An important strand of our work at IISc has to do with the development of random search optimization techniques for stochastic optimization. In the face of high-dimensional parameters, random search techniques turn out to be extremely useful because they speed up the search process (for the optimum). The objectives we consider are general non-linear functions with some smoothness properties. I shall discuss in some detail here our work on the random perturbation algorithms where the perturbation directions are chosen according to some  distributions. The speed-up results from the fact that using such  algorithms, only one or two simulations of the system are required for parameter updates. We discuss our contributions to  both gradient and Newton based algorithms. We will also briefly discuss our contributions towards the adaptation of the aforementioned algorithms  to problems of optimization under functional inequality constraints as well as those for which the parameter set is discrete. For the latter setting, we proposed a random projection technique   that helps in the adaptation of the continuous optimization algorithms  to the discrete setting. We will also briefly touch upon our recent  work  on the development of algorithms for global optimization —  that are  based on the cross entropy method.

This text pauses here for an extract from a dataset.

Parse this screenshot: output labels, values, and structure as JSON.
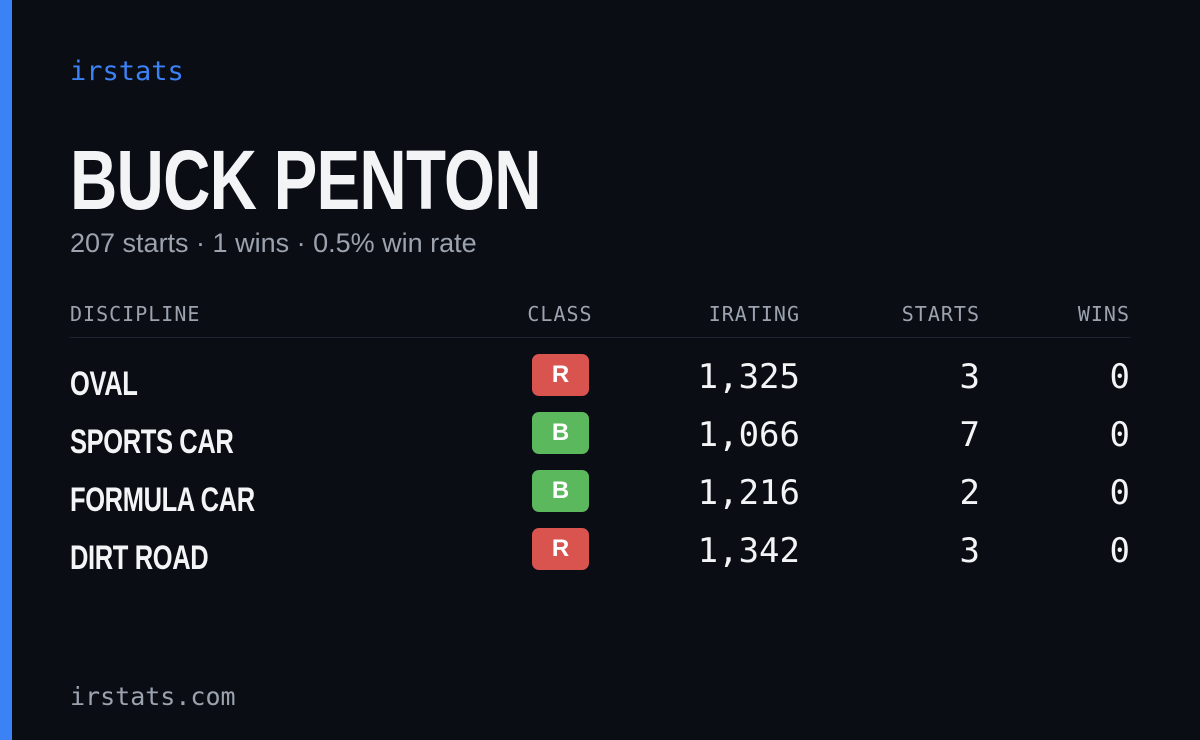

It turns out that stochastic search algorithms of the type we study belong in general to the broad class of stochastic approximation algorithms. Many analyses of stochastic approximation assume that the stochastic iterates are synchronous (i.e, all parameter components updated simultaneously with a global clock), are stable  (i.e., uniformly bounded with probability one), the noise is an `additive’ martingale difference sequence, and they largely cater to  the case of point-to-point costs or objectives that are normally assumed Lipschitz continuous. We build on work by Borkar and Meyn  to show the stability and convergence of stochastic approximation  under the following settings: (a) asynchronous, distributed updates,  (b) recursions involving multiple time-scales, (c) the cost functions  being point-to-set maps, and (d) algorithms with a Markov noise component in addition to martingale difference sequences. Algorithms with Markov noise are for instance useful in the context of reinforcement learning while those based on point-to-set costs are useful for the analysis of stochastic search algorithms with biases resulting from a sensitivity parameter as well as for Markov decision processes under partial state observations.

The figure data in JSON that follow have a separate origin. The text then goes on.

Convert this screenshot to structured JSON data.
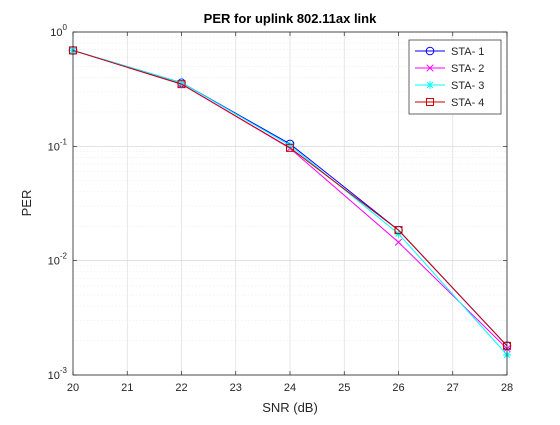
{
  "chart_data": {
    "type": "line",
    "title": "PER for uplink 802.11ax link",
    "xlabel": "SNR (dB)",
    "ylabel": "PER",
    "y_scale": "log",
    "xlim": [
      20,
      28
    ],
    "ylim": [
      0.001,
      1
    ],
    "x_ticks": [
      20,
      21,
      22,
      23,
      24,
      25,
      26,
      27,
      28
    ],
    "y_ticks": [
      {
        "value": 1,
        "base": "10",
        "exp": "0"
      },
      {
        "value": 0.1,
        "base": "10",
        "exp": "-1"
      },
      {
        "value": 0.01,
        "base": "10",
        "exp": "-2"
      },
      {
        "value": 0.001,
        "base": "10",
        "exp": "-3"
      }
    ],
    "grid": true,
    "minor_grid": true,
    "legend_position": "top-right",
    "x": [
      20,
      22,
      24,
      26,
      28
    ],
    "series": [
      {
        "name": "STA- 1",
        "color": "#0000ff",
        "marker": "circle",
        "values": [
          0.69,
          0.36,
          0.105,
          0.0185,
          0.0018
        ]
      },
      {
        "name": "STA- 2",
        "color": "#ff00ff",
        "marker": "x",
        "values": [
          0.69,
          0.35,
          0.096,
          0.0145,
          0.0017
        ]
      },
      {
        "name": "STA- 3",
        "color": "#00ffff",
        "marker": "asterisk",
        "values": [
          0.69,
          0.36,
          0.102,
          0.0172,
          0.0015
        ]
      },
      {
        "name": "STA- 4",
        "color": "#cc0000",
        "marker": "square",
        "values": [
          0.69,
          0.35,
          0.097,
          0.0185,
          0.0018
        ]
      }
    ]
  }
}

Reinforcement learning algorithms are a broad class of data-driven algorithms for dynamic decision making under uncertainty. An important goal here is to find an optimal policy or a sequence of actions given the states of the environment — revealed to the decision maker one at a time. An important quantity of interest here is the value function, i.e., the optimal cost — that is often a function of the system state. Since most real-life systems are `large-scale’, one usually considers instead parametrized value functions that depend on certain state features and find policies that optimize the parametrized objectives. In this context we discuss a data-driven feature adaptation algorithm that updates the features in the Grassmann manifold and converges,

for any given policy update, to the globally optimal feature. Thus, the parametrized class of functions itself is tuned in a way that the true value function sits within the optimal class and to which the algorithm converges.

Finally, we will discuss an engineering application in the context of vehicular traffic control. The problem is to tune the red and green signal durations at the junctions on a road network with the goal of minimizing the level of congestion encountered on the roads. We assume that some coarse information on the congestion levels on the various lanes is available and device an algorithm that combines the discrete parameter optimization scheme described before with a reinforcement learning algorithm. The results indicate significant performance improvements numerically.


Tea : 5-00 p.m.